That's easy to reconcile! OpenAI is selling access to GPT-3 wayyyy above its own marginal hardware rental cost. Right? That would hardly be surprising; usually pricing decisions involve other things besides marginal costs, like price elasticity of demand, and capacity to scale up, and so on. (And/or OpenAI's marginal costs includes things that are not hardware rental, e.g. human monitoring and approval processes.) But as soon as there's some competition (especially competition from open-source projects) I expect price to rapidly approach the hardware rental cost (including electricity).
Someone can correct me if I'm misunderstanding.
That estimate puts GPT-3 at about 500 billion floating point operations per word, 200x less than 100 trillion. If you think a human reads at 250 words per minute, then 6 cents for 750 words is $1.20/hour. So the two estimates differ by about 250x.
As a citation for the hardware cost:
- P4d instances on EC2 currently cost $11.57/h if reserved for 3 years. They contain 8 A100s.
- An A100 does about 624 trillion half-precision ops/second.
- So that's 430 trillion (operations per second) per ($/hour).
- You shouldn't expect to be able to get full utilization out of that for a variety of reasons, but in the very long run you should be getting reasonably close, certainly more than 100 trillion operations per second.
(ETA: But note that a service like the OpenAI API using EC2 would need to use on demand prices which are about 10x higher per flop if you want reasonable availability.)
Limitation:
Cost of compute + addition to pricing for:
a) Profit
b) To recuperate costs from training or acquiring the model
Having an additional feature, human monitoring/approval, does make things higher. (In principle maybe it could increase quality.)
You may have better info, but I'm not sure I expect 1000x better serial speed than humans (at least not with innovations in the next decade). Latency is already a bottleneck in practice, despite efforts to reduce it. Width-wise parallelism has its limits and depth- or data-wise parallelism doesn't improve latency. For example, GPT-3 already has high latency compared to smaller models and it won't help if you make it 10^3x or 10^6x bigger.
I'm trying to figure out a principled way to calculate/estimate how long it would take to cross the human range in a situation like this. How do you think about it? Taking the history of Go as a precedent, it would seem that we'd get AGI capable of competing with the average human first, and then several years (decades?) later we'd get an AGI architecture+project that blows through the entire human range in a few months. That feels like it can't be right.
Depends on what you mean by "human range." Go was decades only if you talk about crossing the range between people who don't play Go at all to those who play as a hobby to those who have trained very extensively. If you restrict to the range of "how good would this human be if they trained extensively at Go?" then I'd guess the range is much smaller---I'd guess that the median person could reach a few amateur dan with practice, so maybe you are looking at like 10 stones of range between "unusually bad human" and "best human."

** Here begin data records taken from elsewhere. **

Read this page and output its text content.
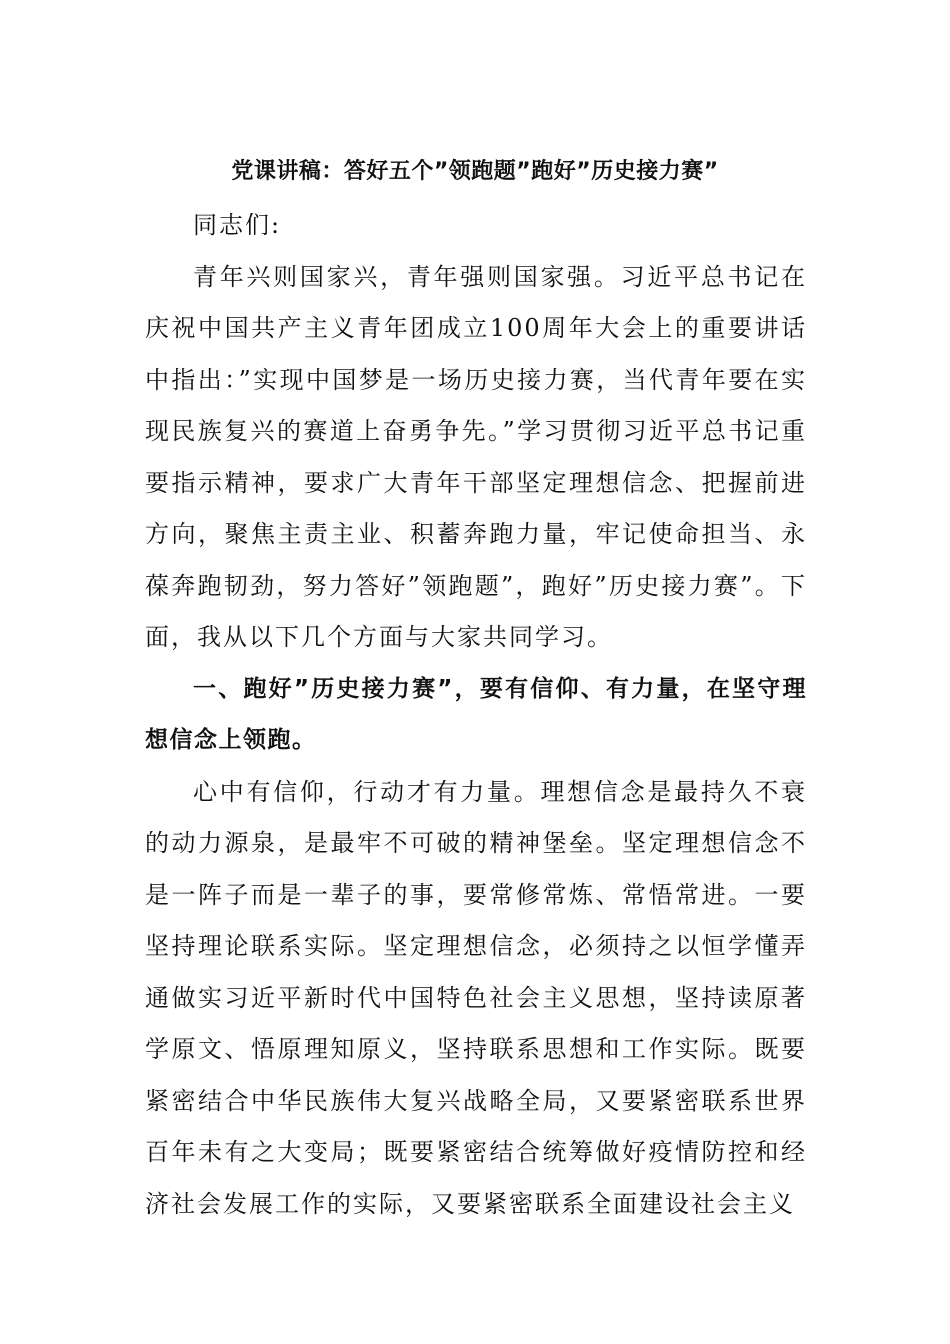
党课讲稿：答好五个”领跑题”跑好”历史接力赛”

同志们:

青年兴则国家兴，青年强则国家强。习近平总书记在庆祝中国共产主义青年团成立100周年大会上的重要讲话中指出：”实现中国梦是一场历史接力赛，当代青年要在实现民族复兴的赛道上奋勇争先。”学习贯彻习近平总书记重要指示精神，要求广大青年干部坚定理想信念、把握前进方向，聚焦主责主业、积蓄奔跑力量，牢记使命担当、永葆奔跑韧劲，努力答好”领跑题”，跑好”历史接力赛”。下面，我从以下几个方面与大家共同学习。

一、跑好”历史接力赛”，要有信仰、有力量，在坚守理想信念上领跑。

心中有信仰，行动才有力量。理想信念是最持久不衰的动力源泉，是最牢不可破的精神堡垒。坚定理想信念不是一阵子而是一辈子的事，要常修常炼、常悟常进。一要坚持理论联系实际。坚定理想信念，必须持之以恒学懂弄通做实习近平新时代中国特色社会主义思想，坚持读原著学原文、悟原理知原义，坚持联系思想和工作实际。既要紧密结合中华民族伟大复兴战略全局，又要紧密联系世界百年未有之大变局；既要紧密结合统筹做好疫情防控和经济社会发展工作的实际，又要紧密联系全面建设社会主义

My rough guess when I looked into it before was that doubling model size is worth about 1 stone around AlphaZero's size/strength, so that's about a factor of 1000 in model size.

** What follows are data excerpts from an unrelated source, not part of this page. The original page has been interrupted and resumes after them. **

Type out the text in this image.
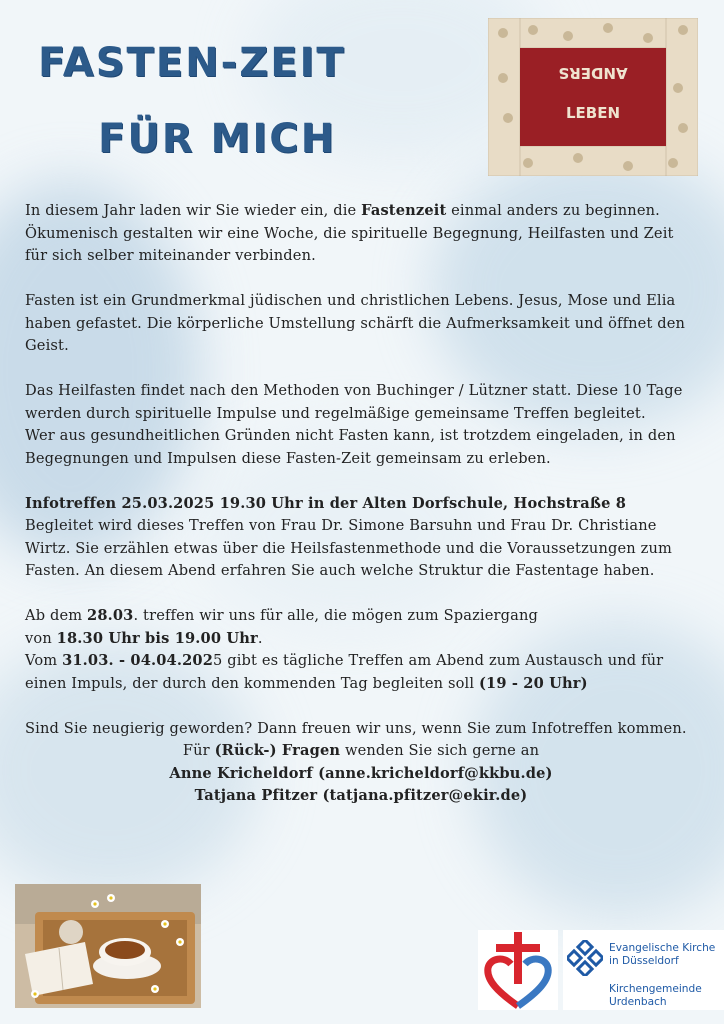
FASTEN-ZEIT
FÜR MICH
ANDERS
LEBEN

In diesem Jahr laden wir Sie wieder ein, die Fastenzeit einmal anders zu beginnen.

Ökumenisch gestalten wir eine Woche, die spirituelle Begegnung, Heilfasten und Zeit für sich selber miteinander verbinden.

Fasten ist ein Grundmerkmal jüdischen und christlichen Lebens. Jesus, Mose und Elia haben gefastet. Die körperliche Umstellung schärft die Aufmerksamkeit und öffnet den Geist.

Das Heilfasten findet nach den Methoden von Buchinger / Lützner statt. Diese 10 Tage werden durch spirituelle Impulse und regelmäßige gemeinsame Treffen begleitet.

Wer aus gesundheitlichen Gründen nicht Fasten kann, ist trotzdem eingeladen, in den Begegnungen und Impulsen diese Fasten-Zeit gemeinsam zu erleben.

Infotreffen 25.03.2025 19.30 Uhr in der Alten Dorfschule, Hochstraße 8

Begleitet wird dieses Treffen von Frau Dr. Simone Barsuhn und Frau Dr. Christiane Wirtz. Sie erzählen etwas über die Heilsfastenmethode und die Voraussetzungen zum Fasten. An diesem Abend erfahren Sie auch welche Struktur die Fastentage haben.

Ab dem 28.03. treffen wir uns für alle, die mögen zum Spaziergang
von 18.30 Uhr bis 19.00 Uhr.

Vom 31.03. - 04.04.2025 gibt es tägliche Treffen am Abend zum Austausch und für einen Impuls, der durch den kommenden Tag begleiten soll (19 - 20 Uhr)

Sind Sie neugierig geworden? Dann freuen wir uns, wenn Sie zum Infotreffen kommen.

Für (Rück-) Fragen wenden Sie sich gerne an

Anne Kricheldorf (anne.kricheldorf@kkbu.de)

Tatjana Pfitzer (tatjana.pfitzer@ekir.de)

Evangelische Kirche
in Düsseldorf
Kirchengemeinde
Urdenbach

then several years (decades?) later we'd get an AGI architecture+project that blows through the entire human range in a few months. That feels like it can't be right.

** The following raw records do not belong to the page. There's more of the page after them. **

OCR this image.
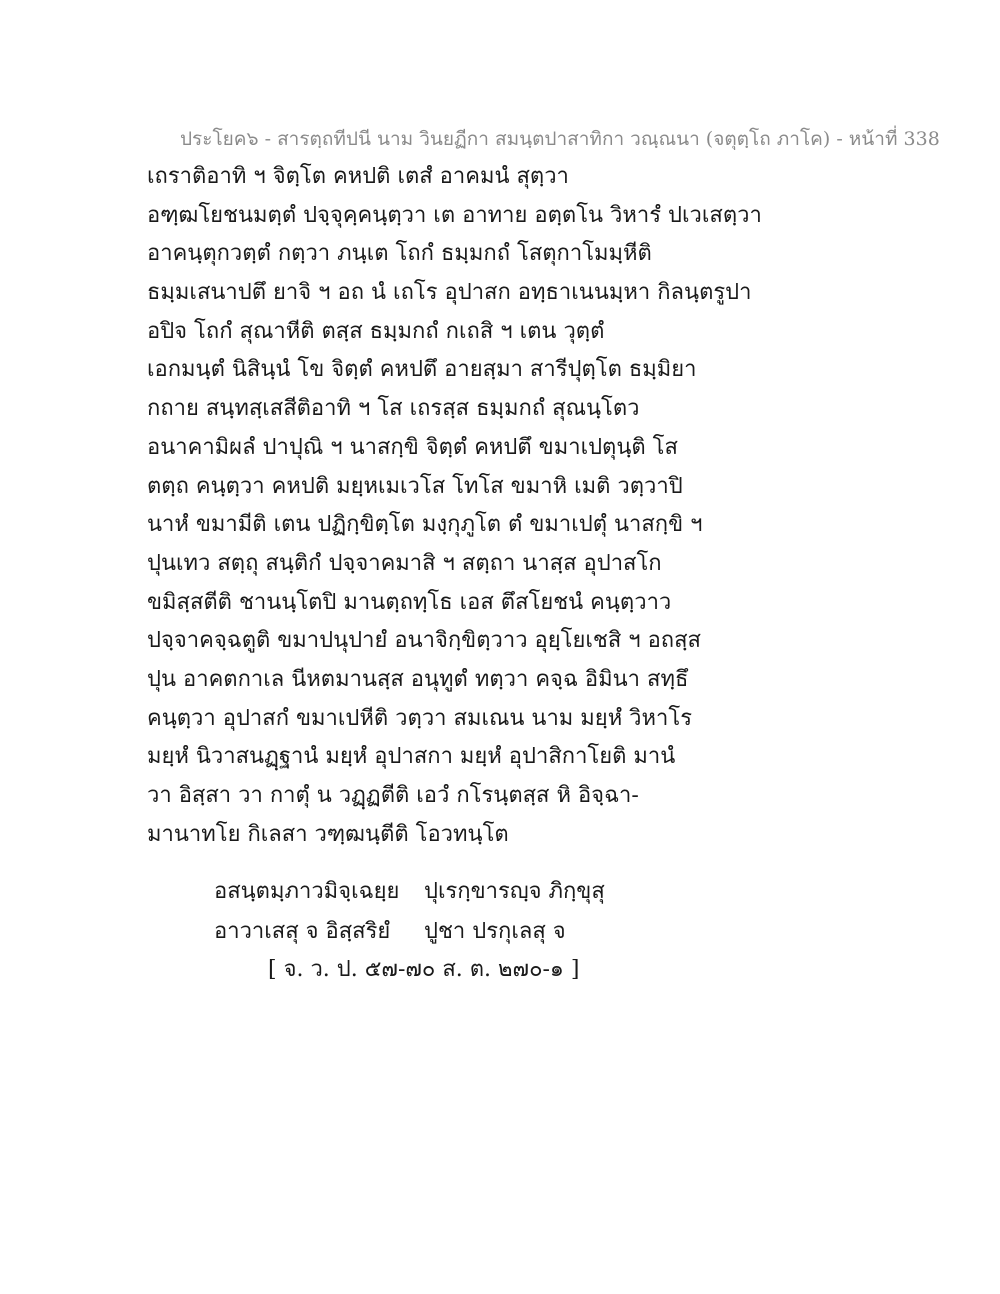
ประโยค๖ - สารตฺถทีปนี นาม วินยฏีกา สมนฺตปาสาทิกา วณฺณนา (จตุตฺโถ ภาโค) - หน้าที่ 338
เถราติอาทิ ฯ จิตฺโต คหปติ เตสํ อาคมนํ สุตฺวา
อฑฺฒโยชนมตฺตํ ปจฺจุคฺคนฺตฺวา เต อาทาย อตฺตโน วิหารํ ปเวเสตฺวา
อาคนฺตุกวตฺตํ กตฺวา ภนฺเต โถกํ ธมฺมกถํ โสตุกาโมมฺหีติ
ธมฺมเสนาปตึ ยาจิ ฯ อถ นํ เถโร อุปาสก อทฺธาเนนมฺหา กิลนฺตรูปา
อปิจ โถกํ สุณาหีติ ตสฺส ธมฺมกถํ กเถสิ ฯ เตน วุตฺตํ
เอกมนฺตํ นิสินฺนํ โข จิตฺตํ คหปตึ อายสฺมา สารีปุตฺโต ธมฺมิยา
กถาย สนฺทสฺเสสีติอาทิ ฯ โส เถรสฺส ธมฺมกถํ สุณนฺโตว
อนาคามิผลํ ปาปุณิ ฯ นาสกฺขิ จิตฺตํ คหปตึ ขมาเปตุนฺติ โส
ตตฺถ คนฺตฺวา คหปติ มยฺหเมเวโส โทโส ขมาหิ เมติ วตฺวาปิ
นาหํ ขมามีติ เตน ปฏิกฺขิตฺโต มงฺกุภูโต ตํ ขมาเปตุํ นาสกฺขิ ฯ
ปุนเทว สตฺถุ สนฺติกํ ปจฺจาคมาสิ ฯ สตฺถา นาสฺส อุปาสโก
ขมิสฺสตีติ ชานนฺโตปิ มานตฺถทฺโธ เอส ตึสโยชนํ คนฺตฺวาว
ปจฺจาคจฺฉตูติ ขมาปนุปายํ อนาจิกฺขิตฺวาว อุยฺโยเชสิ ฯ อถสฺส
ปุน อาคตกาเล นีหตมานสฺส อนุทูตํ ทตฺวา คจฺฉ อิมินา สทฺธึ
คนฺตฺวา อุปาสกํ ขมาเปหีติ วตฺวา สมเณน นาม มยฺหํ วิหาโร
มยฺหํ นิวาสนฏฺฐานํ มยฺหํ อุปาสกา มยฺหํ อุปาสิกาโยติ มานํ
วา อิสฺสา วา กาตุํ น วฏฺฏตีติ เอวํ กโรนฺตสฺส หิ อิจฺฉา-
มานาทโย กิเลสา วฑฺฒนฺตีติ โอวทนฺโต
อสนฺตมฺภาวมิจฺเฉยฺย ปุเรกฺขารญฺจ ภิกฺขุสุ
อาวาเสสุ จ อิสฺสริยํ ปูชา ปรกุเลสุ จ
[ จ. ว. ป. ๕๗-๗๐ ส. ต. ๒๗๐-๑ ]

I think this is mostly an artifact of scaling up R&D effort really quickly. If you have a 50th percentile human and then radically scale up R&D, it wouldn't be that surprising if you got to "best human" within a year. The reason it would seem surprising to me for AGI is that investment will already be high enough that it won't be possible to scale up R&D that much / that fast as you approach the average human.
As Steven noted, your $1/hour number is cheaper than my numbers and probably more realistic. That makes a significant difference.
I agree that transformative impact is possible once we've built enough GPUs and connected them up into many, many new supercomputers bigger than the ones we have today. In a <=10 year timeline scenario, this seems like a bottleneck. But maybe not with longer timelines.
My general prior on inference cost is that it is the same order of magnitude as training cost, and thus neither dominates the other in general, due to tradeoffs.
I don't remember where I got that idea from, though.
You can theoretically run a model on fewer GPUs by putting just the first layer into GPU memory, forward passing on it, then deleting it and loading the second layer from RAM, and so forth (see ZeRO-Infinity). But this comes with high latency
Latency shouldn't be a problem, as you can pipeline. At least as long as you don't run into Little's Law problems.
(Depending on the structure of the connection matrix, you may be able to even pipeline at a sub-layer granularity.)
GPU bus bandwidth is likely more of a problem. PCIe gen3x16 is "only" ~16GB/s.
That would be interesting if true. I thought that pipelining doesn't help with latency. Can you expand?
Generically, pipelining increases throughput without lowering latency. Say you want to compute f(x) where f is a NN. Every stage of your pipeline processes e.g. one of the NN layers. Then stage N has to wait for the earlier stages to be completed before it can compute the output of layer N. That's why the latency to compute f(x) is high.
NB, GPT-3 used pipelining for training (in combination with model- and data parallelism) and still the large GPT-3 has higher latency than the small ones in the OA API.
To give a concrete example:
Say each layer takes 10ms to process. The NN has 100 layers. It takes 40ms to round-trip weight data from the host (say it's on spinning rust or something). You can fit 5 layers worth of weights on a gpu, in addition to activation data / etc.
On a GPU with a "sufficiently large" amount of memory, such that you can fit everything on-GPU, this will have 1.04s latency overall. 40ms to grab all of the weights into the GPU, then 1s to process.
On a GPU, with no pipelining, loading five layers at a time then processing them, this will take 1.8 seconds latency overall. 40ms to load from disk, then 50 ms to process, for each group of 5 layers.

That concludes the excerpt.